The Republican convention was the predominant target of the late night comedians last night, but John Kerry also was the subject of some of their barbs.
Jay Leno:
"Another 100 degree day here. I was sweating like John Kerry looking at my latest poll numbers. That's how hot it is."
Jay Leno:
"It was so hot, I was sweating like President Bush trying to make up my mind on the war on terrorism."
Jay Leno:
"On NBC, President Bush said about the war on terrorism, 'I don't think you can win it.' And yesterday he said at the rally, 'We will win it.' And of course, John Kerry's furious. Now Bush is beating him at flip-flopping."
Jay Leno:
"Just before his appearance last night, he pumped himself up for the speech.
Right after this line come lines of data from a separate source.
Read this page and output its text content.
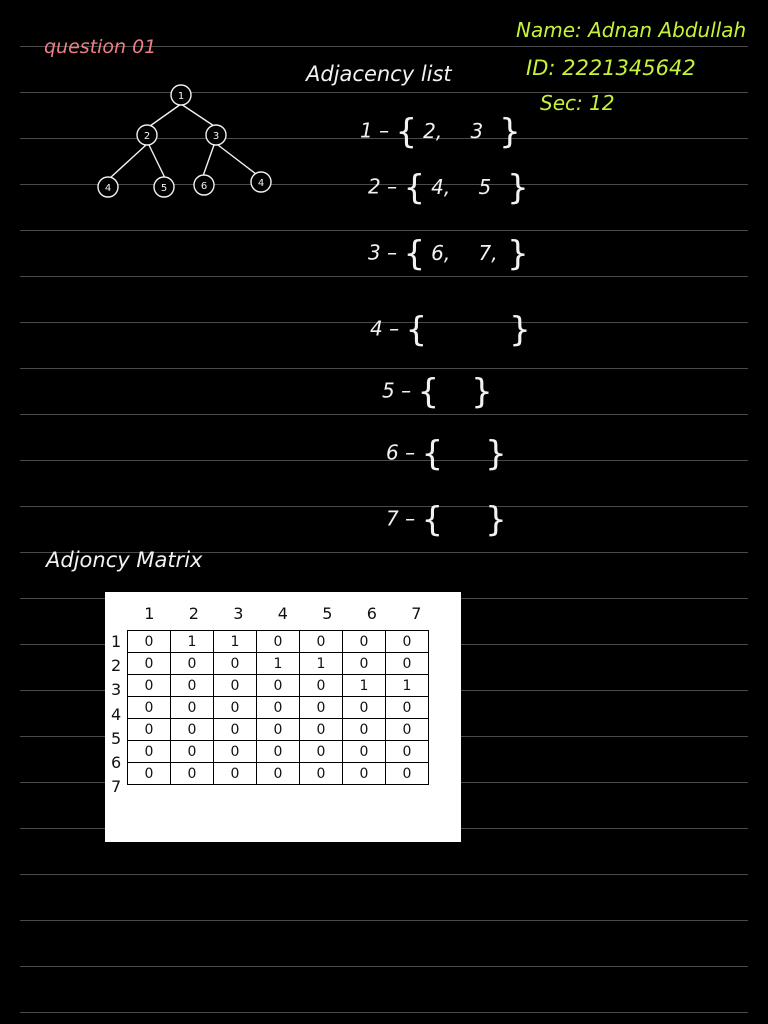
question 01
Name: Adnan Abdullah
ID: 2221345642
Sec: 12
1
2	3
4	5	6	4
Adjacency list
1 – { 2, 3 }
2 – { 4, 5 }
3 – { 6, 7, }
4 – { }
5 – { }
6 – { }
7 – { }
Adjoncy Matrix
1 2 3 4 5 6 7
1
2
3
4
5
6
7
0	1	1	0	0	0	0
0	0	0	1	1	0	0
0	0	0	0	0	1	1
0	0	0	0	0	0	0
0	0	0	0	0	0	0
0	0	0	0	0	0	0
0	0	0	0	0	0	0
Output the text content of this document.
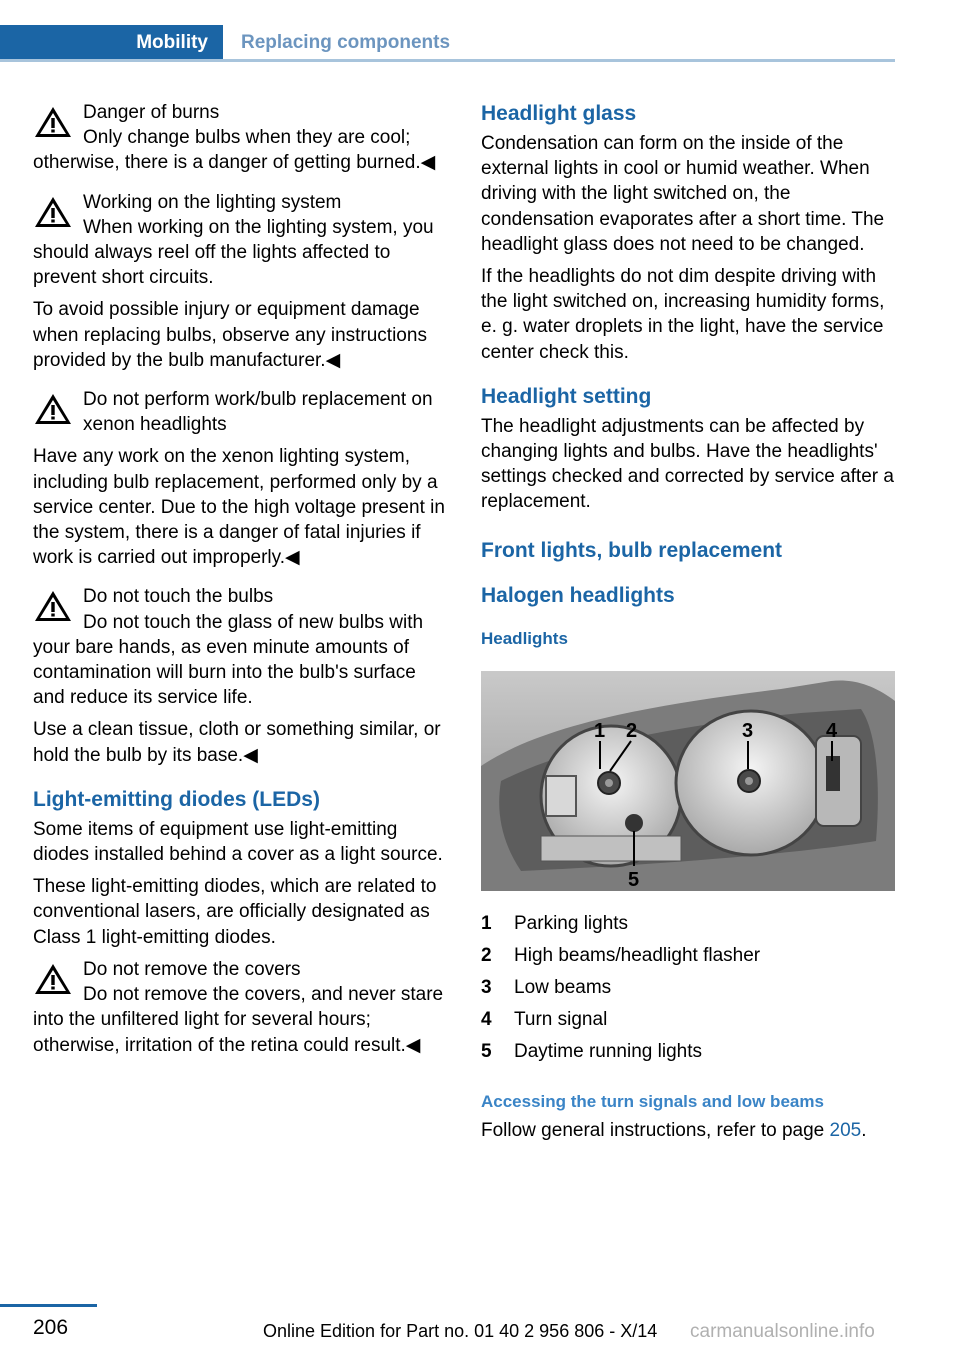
Mobility	Replacing components
Danger of burns
Only change bulbs when they are cool; otherwise, there is a danger of getting burned.◀
Working on the lighting system
When working on the lighting system, you should always reel off the lights affected to prevent short circuits.

To avoid possible injury or equipment damage when replacing bulbs, observe any instructions provided by the bulb manufacturer.◀

Do not perform work/bulb replacement on xenon headlights

Have any work on the xenon lighting system, including bulb replacement, performed only by a service center. Due to the high voltage present in the system, there is a danger of fatal injuries if work is carried out improperly.◀

Do not touch the bulbs
Do not touch the glass of new bulbs with your bare hands, as even minute amounts of contamination will burn into the bulb's surface and reduce its service life.

Use a clean tissue, cloth or something similar, or hold the bulb by its base.◀

Light-emitting diodes (LEDs)

Some items of equipment use light-emitting diodes installed behind a cover as a light source.

These light-emitting diodes, which are related to conventional lasers, are officially designated as Class 1 light-emitting diodes.

Do not remove the covers
Do not remove the covers, and never stare into the unfiltered light for several hours; otherwise, irritation of the retina could result.◀
Headlight glass

Condensation can form on the inside of the external lights in cool or humid weather. When driving with the light switched on, the condensation evaporates after a short time. The headlight glass does not need to be changed.

If the headlights do not dim despite driving with the light switched on, increasing humidity forms, e. g. water droplets in the light, have the service center check this.

Headlight setting

The headlight adjustments can be affected by changing lights and bulbs. Have the headlights' settings checked and corrected by service after a replacement.

Front lights, bulb replacement
Halogen headlights
Headlights
1 2	3	4
5
1	Parking lights
2	High beams/headlight flasher
3	Low beams
4	Turn signal
5	Daytime running lights
Accessing the turn signals and low beams

Follow general instructions, refer to page 205.

206	Online Edition for Part no. 01 40 2 956 806 - X/14 carmanualsonline.info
Did you see that? Arnold Schwarzenegger bench pressed Michael Moore."
Jay Leno:
"Republicans went from Arnold Schwarzenegger last night to Dick Cheney tonight. You know what this is like? Arnold's like the picture in the dating service ads, and Dick's the guy that shows up."
Jay Leno:
"John Kerry keeping the low profile this week. He said he wanted to get away, he wanted to go somewhere where no one would ever expect to see him. So I guess he showed up at his old seat in the Senate."
Jay Leno:
"Al Gore, got a speeding ticket in Oregon last week, cited for going nowhere fast."
David Letterman:
"We're getting ready for our third hurricane, and John Kerry heard this and he says it is proof that George Bush is losing the war on weather."
David Letterman:
"The Log Cabin Republicans were at the convention. . . . They hate Hillary Clinton but they love what she's done with her hair."
Conan O'Brien:
"Earlier this week, the Republican Party held a reception for black Republicans. Yeah, apparently, the reception was a big success. They both showed up."